Small Business Story: Beaverton Dance Center Overcomes Risks Following Rebranding


The CoverWallet Small Business Scholarship encourages entrepreneurship in students by asking them to take on the perspective of a local small business owner. Students share their perspective on the opportunities and challenges faced by a business in their community.

Student: Avery Turner, University of Oregon

Small Business: Beaverton Dance Center

Beaverton Dance Center

Beaverton Dance Center is a locally owned and operated dance studio at which I have been a student for twelve years. In the dance world, reputation is everything. Since my studio changed ownership six years ago, there has been a concerted effort to rebrand it. The previous owners were the Billings family and they had named the studio Billings Dance Center. They ran the studio as primarily a recreational facility with very little emphasis on competition. This was perfect for many young dancers like myself at the time who were just interested in learning and getting good exercise. However, this created a reputation in the dance community for the studio that was not in line with the vision of the new owner when he took over in 2011. The new owner just so happened to be my neighbor and a current faculty member.

Immediately after acquiring the studio, he assembled several competitive teams and hired new staff members. Because of my neighbor’s insistence that I audition for one of the teams, I was a founding member of my studio’s very first teen competition team. In the beginning years, our studio was relatively unknown in the competition world. We would only bring a handful of dances to each competition and the style in which we had been trained was noticeably different from the other competition-oriented studios. The new owner faced a difficult time with attracting the clientele that he wanted. Many younger dancers would take a few classes mainly for recreation and most of the dedicated dancers were put off from the teams because they were more expensive, time consuming and required an audition. Although it has taken several years, he has finally achieved a much larger group of students that are highly motivated to compete and willing to spend the extra time and money. In 2014 my team and I were even able to travel to Disneyland to perform. Then in 2015 we went to Las Vegas for a national competition and returned to Disneyland to perform again this summer.
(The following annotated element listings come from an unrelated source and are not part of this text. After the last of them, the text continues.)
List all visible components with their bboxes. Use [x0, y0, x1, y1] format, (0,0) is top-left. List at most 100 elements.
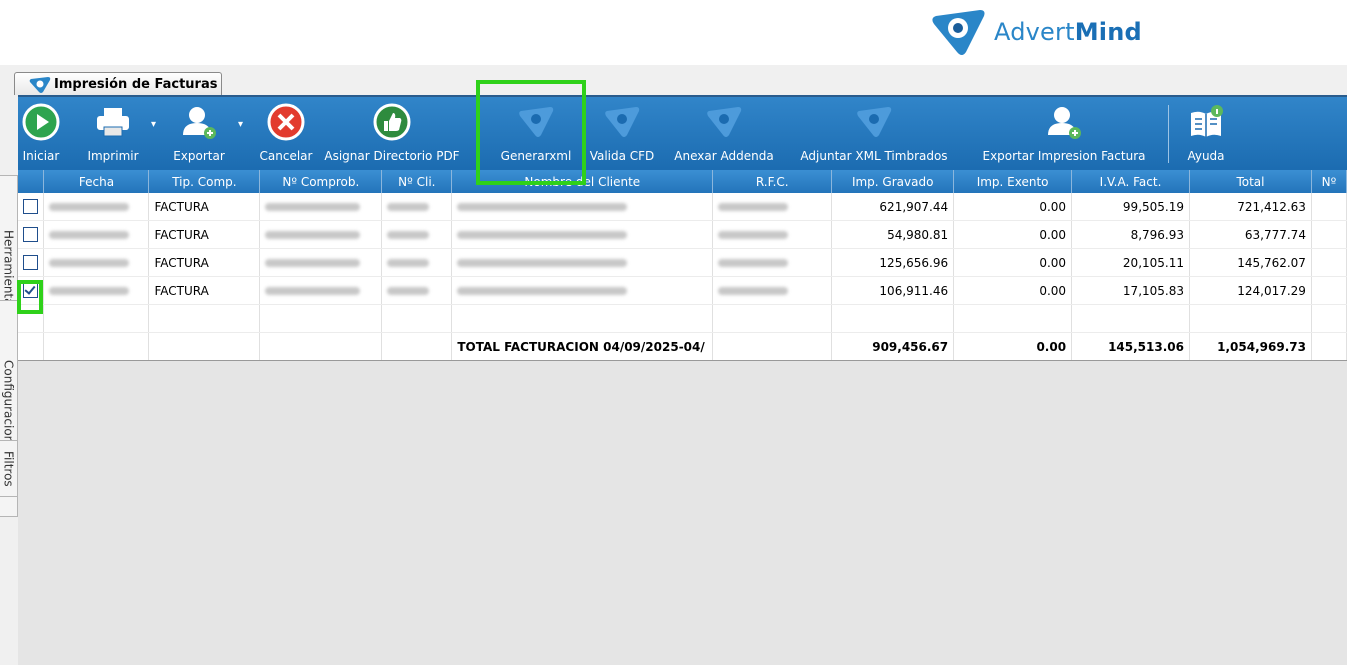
cell-gravado: 106,911.46	[831, 276, 955, 305]
header-n[interactable]: Nº	[1311, 170, 1347, 193]
header-tip-comp[interactable]: Tip. Comp.	[148, 170, 261, 193]
row-checkbox-cell[interactable]	[18, 220, 45, 249]
facturas-grid: Fecha Tip. Comp. Nº Comprob. Nº Cli. Nom…	[18, 170, 1347, 665]
table-header-row: Fecha Tip. Comp. Nº Comprob. Nº Cli. Nom…	[18, 170, 1347, 193]
cell-comprob	[259, 193, 383, 221]
asignar-directorio-pdf-button[interactable]: Asignar Directorio PDF	[323, 97, 461, 170]
cell-total: 124,017.29	[1189, 276, 1312, 305]
table-row[interactable]: FACTURA 125,656.96 0.00 20,105.11 145,76…	[18, 248, 1347, 277]
printer-icon	[97, 108, 129, 137]
side-tab-filtros[interactable]: Filtros	[0, 440, 18, 497]
header-n-cli[interactable]: Nº Cli.	[381, 170, 453, 193]
table-row-empty	[18, 304, 1347, 333]
header-nombre-cliente[interactable]: Nombre del Cliente	[451, 170, 714, 193]
redacted-text	[387, 203, 430, 211]
cell-iva: 20,105.11	[1071, 248, 1190, 277]
advertmind-adjuntar-icon	[857, 107, 892, 137]
exportar-impresion-factura-button[interactable]: Exportar Impresion Factura	[966, 97, 1162, 170]
empty-cell	[1189, 304, 1312, 333]
exportar-dropdown-icon[interactable]: ▾	[238, 119, 243, 130]
table-row[interactable]: FACTURA 106,911.46 0.00 17,105.83 124,01…	[18, 276, 1347, 305]
cell-total: 63,777.74	[1189, 220, 1312, 249]
cell-exento: 0.00	[953, 193, 1073, 221]
redacted-text	[265, 231, 361, 239]
redacted-text	[457, 231, 628, 239]
empty-cell	[43, 332, 150, 361]
cell-total: 721,412.63	[1189, 193, 1312, 221]
exportar-button[interactable]: Exportar	[163, 97, 235, 170]
empty-cell	[18, 304, 45, 333]
redacted-text	[387, 259, 430, 267]
cancel-icon	[267, 103, 305, 141]
redacted-text	[49, 231, 130, 239]
redacted-text	[718, 287, 789, 295]
anexar-addenda-button[interactable]: Anexar Addenda	[668, 97, 780, 170]
total-exento: 0.00	[953, 332, 1073, 361]
cell-n	[1311, 276, 1347, 305]
row-checkbox-checked[interactable]	[23, 283, 38, 298]
cell-fecha	[43, 276, 150, 305]
empty-cell	[831, 304, 955, 333]
row-checkbox-cell[interactable]	[18, 248, 45, 277]
row-checkbox[interactable]	[23, 227, 38, 242]
cell-iva: 99,505.19	[1071, 193, 1190, 221]
row-checkbox[interactable]	[23, 255, 38, 270]
header-select[interactable]	[18, 170, 45, 193]
header-imp-exento[interactable]: Imp. Exento	[953, 170, 1073, 193]
redacted-text	[49, 203, 130, 211]
empty-cell	[712, 304, 833, 333]
redacted-text	[49, 259, 130, 267]
header-total[interactable]: Total	[1189, 170, 1312, 193]
cell-n	[1311, 248, 1347, 277]
table-row[interactable]: FACTURA 621,907.44 0.00 99,505.19 721,41…	[18, 193, 1347, 221]
row-checkbox-cell[interactable]	[18, 276, 45, 305]
table-row[interactable]: FACTURA 54,980.81 0.00 8,796.93 63,777.7…	[18, 220, 1347, 249]
cell-exento: 0.00	[953, 276, 1073, 305]
advertmind-logo: AdvertMind	[930, 6, 1142, 58]
header-imp-gravado[interactable]: Imp. Gravado	[831, 170, 955, 193]
cell-cliente-num	[381, 193, 453, 221]
cell-exento: 0.00	[953, 248, 1073, 277]
cell-tipo: FACTURA	[148, 193, 261, 221]
redacted-text	[457, 259, 628, 267]
row-checkbox[interactable]	[23, 199, 38, 214]
valida-cfd-button[interactable]: Valida CFD	[584, 97, 660, 170]
empty-cell	[259, 332, 383, 361]
redacted-text	[387, 231, 430, 239]
adjuntar-xml-timbrados-button[interactable]: Adjuntar XML Timbrados	[788, 97, 960, 170]
cell-tipo: FACTURA	[148, 220, 261, 249]
row-checkbox-cell[interactable]	[18, 193, 45, 221]
cell-nombre	[451, 193, 714, 221]
empty-cell	[259, 304, 383, 333]
redacted-text	[387, 287, 430, 295]
empty-cell	[1311, 304, 1347, 333]
thumbs-up-icon	[373, 103, 411, 141]
total-total: 1,054,969.73	[1189, 332, 1312, 361]
total-label: TOTAL FACTURACION 04/09/2025-04/	[451, 332, 714, 361]
generarxml-button[interactable]: Generarxml	[492, 97, 580, 170]
cell-comprob	[259, 248, 383, 277]
header-iva-fact[interactable]: I.V.A. Fact.	[1071, 170, 1190, 193]
cell-rfc	[712, 220, 833, 249]
empty-cell	[953, 304, 1073, 333]
tab-strip: Impresión de Facturas	[0, 65, 1347, 96]
cell-comprob	[259, 276, 383, 305]
imprimir-button[interactable]: Imprimir	[78, 97, 148, 170]
cancelar-button[interactable]: Cancelar	[254, 97, 318, 170]
ayuda-button[interactable]: Ayuda	[1178, 97, 1234, 170]
redacted-text	[265, 203, 361, 211]
iniciar-button[interactable]: Iniciar	[18, 97, 64, 170]
empty-cell	[43, 304, 150, 333]
imprimir-dropdown-icon[interactable]: ▾	[151, 119, 156, 130]
header-rfc[interactable]: R.F.C.	[712, 170, 833, 193]
cell-rfc	[712, 248, 833, 277]
cell-rfc	[712, 276, 833, 305]
facturas-table: Fecha Tip. Comp. Nº Comprob. Nº Cli. Nom…	[18, 170, 1347, 361]
tab-impresion-facturas[interactable]: Impresión de Facturas	[14, 72, 222, 96]
cell-tipo: FACTURA	[148, 276, 261, 305]
logo-text: AdvertMind	[994, 18, 1142, 46]
redacted-text	[718, 203, 789, 211]
header-n-comprob[interactable]: Nº Comprob.	[259, 170, 383, 193]
header-fecha[interactable]: Fecha	[43, 170, 150, 193]
app-header: AdvertMind	[0, 0, 1347, 65]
Although the rebranding of the studio from recreational to competitive was successfully overcome, my neighbor still faces many difficulties. One of the main issues that I have noticed is the decreased retention rate of students since he took over. When BDC was owned by the family I mentioned earlier, they had several lifelong customers that were not only loyal to the studio but also the family that run it. When my neighbor took over, several dancers quit, switched studios or significantly decreased the number of classes they enrolled in. I, on the other hand, became a lot more involved and really liked the changes that were taking place. This year I graduated from high school and they always make a point to celebrate that accomplishment with a presentation at our annual recital. Since I was the only graduating senior this year, the owner decided to give me a page in the program for the show instead. This was a very special gesture that I appreciated, however, it made it even more apparent that this was the very first year only one person had stuck with the studio throughout their whole childhood. There are a much higher number of students enrolled every year but fewer that stay with the studio for longer than a couple years. I believe this is the unintended consequence of the rebranding process. Competition dancers are more likely to change studios frequently in order to acquire a broader range of skills. Recreational dancers, on the other hand, tend to stay loyal and grow in a more familiar environment. I hope that over the next few years the effects of the change in ownership will diminish and allow my neighbor to have a more loyal customer base that share his desire for a more competition-oriented studio.

Small businesses face so many obstacles, especially when a new owner wants to change a studio that has been around for decades. I am very grateful that my neighbor, Tony Loupe and his wife Kristi, have dedicated their time and resources to such a difficult task. They have truly created a friendly and welcoming environment that fosters growth and creativity. This kind of family that I feel I have acquired could not have been founded in a larger organization that was solely motivated by money. Small businesses are advantageous in their niche and allow for creativity and personal interactions. Not only are they a necessity to the economy but also to the communities that they enrich through job creation and the education they bestow upon their young dancers.